6 Responses to “Rendering your STL files with matplotlib using numpy-stl”

  1. Luis | 2016-09-09 at 17:00:49 #

    Hi Rick,

    I have a question regarding rendering a stl file with python, do you think is possible to measure distance on an irregular stl model captured with a 3d scanner?

    I look forward for your answer

    Kind regards
    Luis

    • Rick van Hattem | 2016-09-09 at 17:53:24 #

      Hi Luis,

      Technically it’s not impossible of course but it’s definitely not that easy to do right. You need to filter out incorrect data and fill missing information which makes it very difficult. It’s definitely outside of the numpy-stl scope for the time being but you could easily use numpy-stl to do the processing using numpy and matplotlib.

      Best, Rick

      • Luis | 2016-09-11 at 15:44:59 #

        Hi Rick,

        Thanks a lot for your answer, but this is what I’m trying to do, to specify, I have a stl model of a welding bead, which I obtained from a 3d scanner and I would like to obtain its dimension (height and widht of the bead) . I was thinking of cutting many cross section measure this sections get their values and then obtain the mean and the standard deviation, but I don’t have any clue of how can I do this in Python, so any little help is welcome.

        I look forward for your answer
        Thank you

        Luis

        • Rick van Hattem | 2016-09-14 at 18:08:20 #

          I think one of the easiest solutions would be to store all of the points in an kd-tree or octree.

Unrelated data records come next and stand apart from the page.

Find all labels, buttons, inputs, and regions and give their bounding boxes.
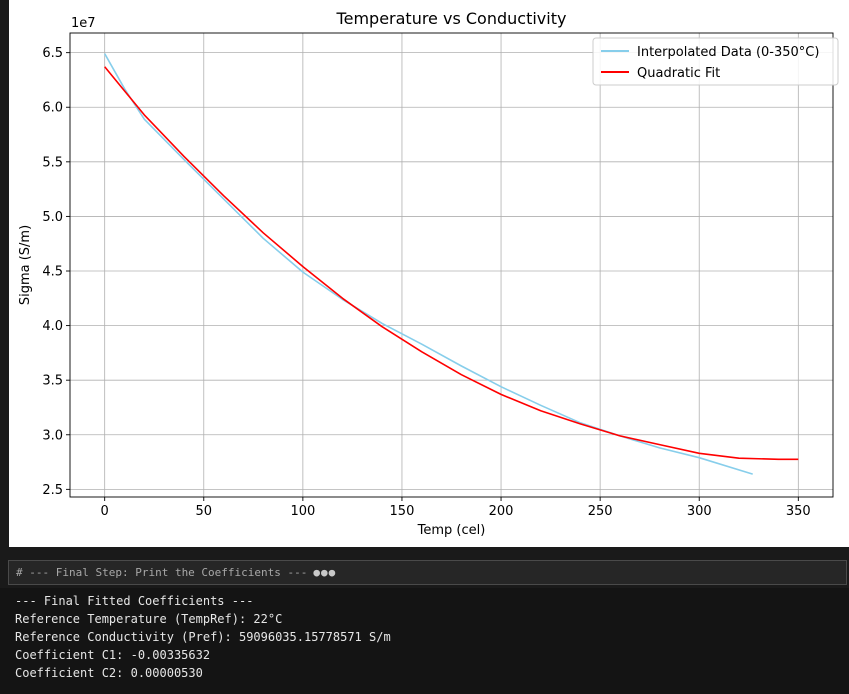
y-axis-label: Sigma (S/m)	[18, 225, 33, 305]
series-line-1	[104, 66, 799, 461]
output-area: --- Final Fitted Coefficients --- Refere…	[0, 588, 849, 694]
code-cell-text: # --- Final Step: Print the Coefficients…	[16, 566, 308, 579]
legend-label-0: Interpolated Data (0-350°C)	[637, 45, 819, 60]
plot-frame	[69, 32, 834, 498]
x-tick-label: 300	[687, 504, 712, 519]
y-tick-label: 5.0	[42, 210, 63, 225]
x-tick-label: 100	[290, 504, 315, 519]
x-tick-label: 0	[101, 504, 109, 519]
legend-box	[592, 37, 839, 86]
x-tick-label: 350	[786, 504, 811, 519]
y-tick-label: 3.5	[42, 374, 63, 389]
y-tick-label: 6.0	[42, 101, 63, 116]
more-options-icon[interactable]: ●●●	[313, 566, 337, 579]
y-tick-label: 5.5	[42, 155, 63, 170]
output-line-header: --- Final Fitted Coefficients ---	[15, 594, 254, 608]
x-tick-label: 50	[195, 504, 212, 519]
code-cell[interactable]: # --- Final Step: Print the Coefficients…	[8, 560, 847, 585]
y-tick-label: 4.5	[42, 265, 63, 280]
output-line-temp-ref: Reference Temperature (TempRef): 22°C	[15, 612, 283, 626]
temperature-conductivity-chart: 0 50 100 150 200 250 300 350 2.5 3.0 3.5 4.0 4.5 5.0 5…	[18, 9, 839, 538]
output-line-c1: Coefficient C1: -0.00335632	[15, 648, 211, 662]
x-tick-label: 200	[489, 504, 514, 519]
y-offset-label: 1e7	[71, 16, 96, 31]
chart-title: Temperature vs Conductivity	[336, 9, 567, 28]
y-tick-label: 4.0	[42, 319, 63, 334]
output-line-cond-ref: Reference Conductivity (Pref): 59096035.…	[15, 630, 391, 644]
output-line-c2: Coefficient C2: 0.00000530	[15, 666, 203, 680]
plot-panel: 0 50 100 150 200 250 300 350 2.5 3.0 3.5 4.0 4.5 5.0 5…	[9, 0, 849, 547]
y-tick-label: 3.0	[42, 428, 63, 443]
y-tick-label: 6.5	[42, 46, 63, 61]
y-tick-label: 2.5	[42, 483, 63, 498]
series-line-0	[104, 53, 753, 475]
x-tick-label: 150	[390, 504, 415, 519]
x-tick-label: 250	[588, 504, 613, 519]
x-axis-label: Temp (cel)	[417, 523, 486, 538]
legend-label-1: Quadratic Fit	[637, 66, 720, 81]
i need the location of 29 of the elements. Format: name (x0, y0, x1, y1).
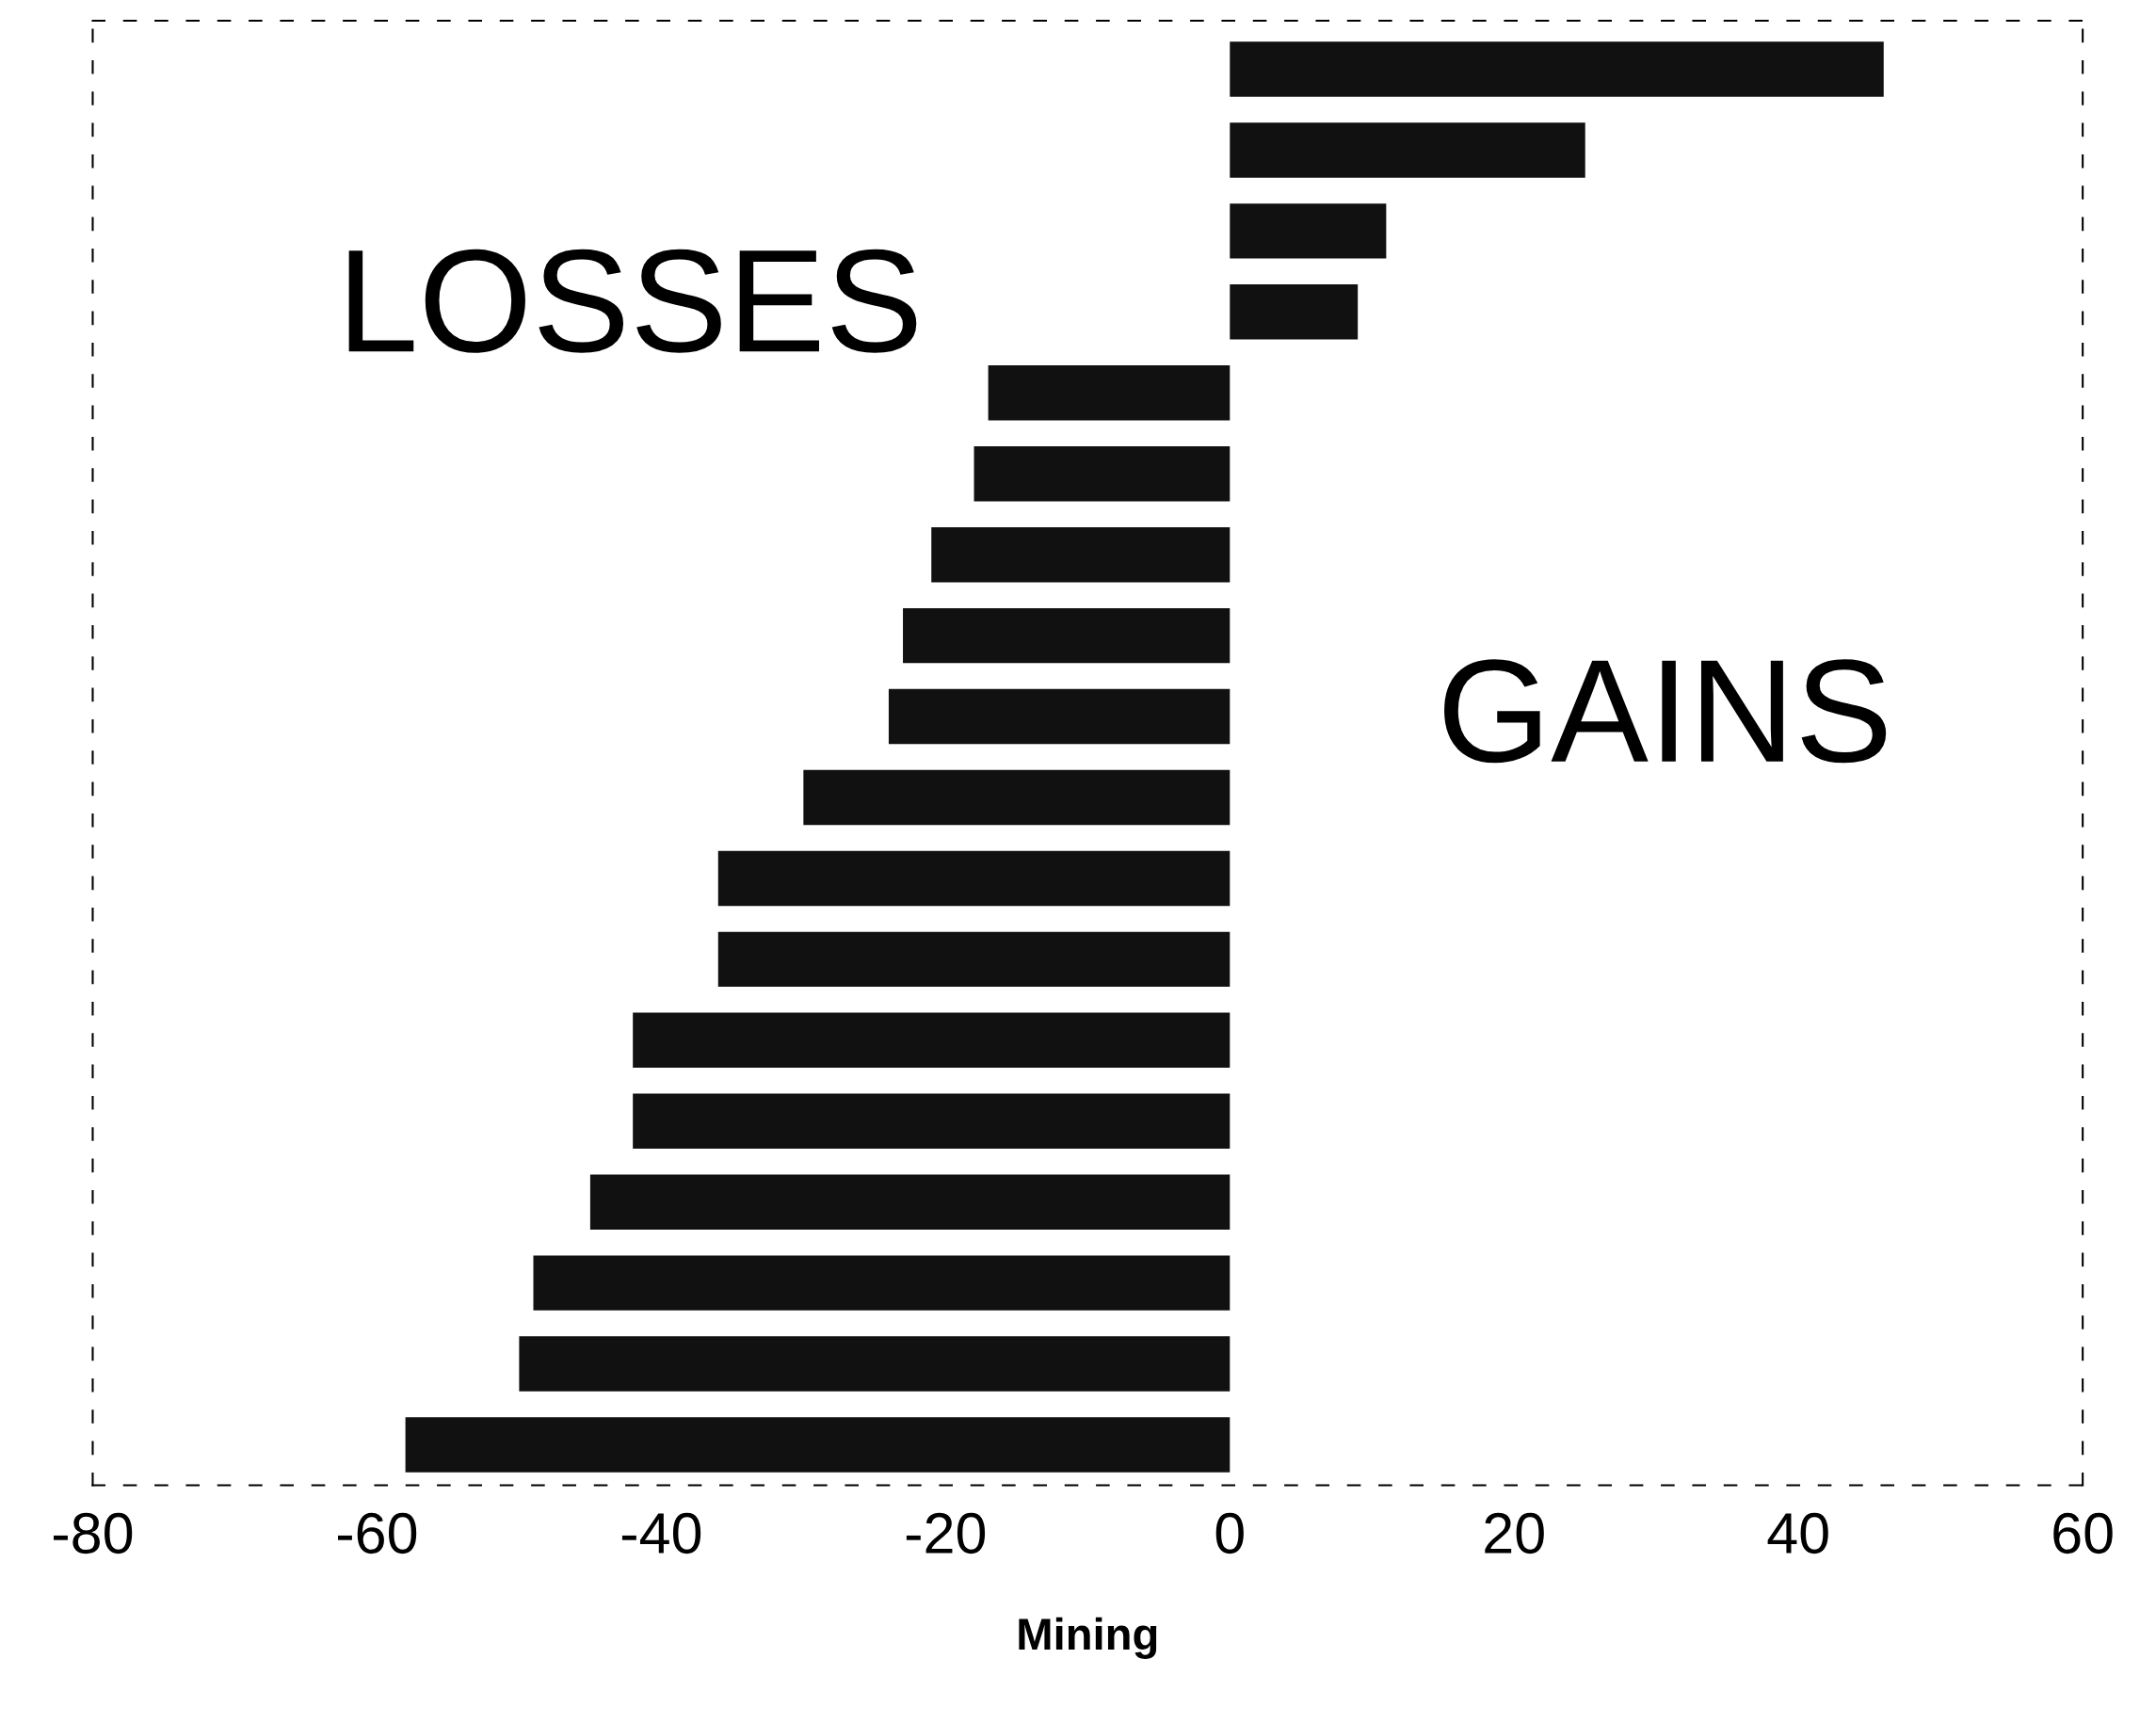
x-tick-label: -60 (337, 1512, 417, 1554)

From that point on you can easily process the object bit by bit. Although instead of layers it will be clusters of points which are most likely more useful anyhow.

          It’s a bit outside of my expertise though and I have no idea if that’s the most convenient solution.

          A quick google gave me this overview, it could be helpful: http://www.meshrepair.org/

  2. SAGAR HUKKIRE | 2017-01-31 at 14:21:14 #

    hi
    I have two stl files of with two organs data of original MRI file . How I can merge to stl files to get the part I needed

    Thanks
    Sagar

    • Rick van Hattem | 2017-01-31 at 16:20:51 #

      The simple solution is to read both files and simply write it to a new file. Something along the lines of:

      import numpy
      from stl import mesh
      
      mesh_a = mesh.Mesh.from_file('file_a.stl')
      mesh_b = mesh.Mesh.from_file('file_b.stl')
      new_mesh = mesh.Mesh(numpy.concatenate([mesh_a.data, mesh_b.data]))
      

      Note that this will require you to have enough memory to keep both of the original models in your memory twice.

      This is definitely not the fastest solution since you’ll be parsing the data while copying it. A much faster solution would be to simply concatenate the files and merge the headers. That’s a bit outside of the scope of this project but it’s actually not that hard to do.

      For the binary stl format you simply need to add the sizes of both files to eachother (bytes 80 to 84) and concatenat bytes 84 till the end of both files to the new file.

      For the ascii format it’s pretty similar, you need to skip the “endsolid …” line for the first file and skip the “solid …” line for the second file and beyond that you can simply concatenate.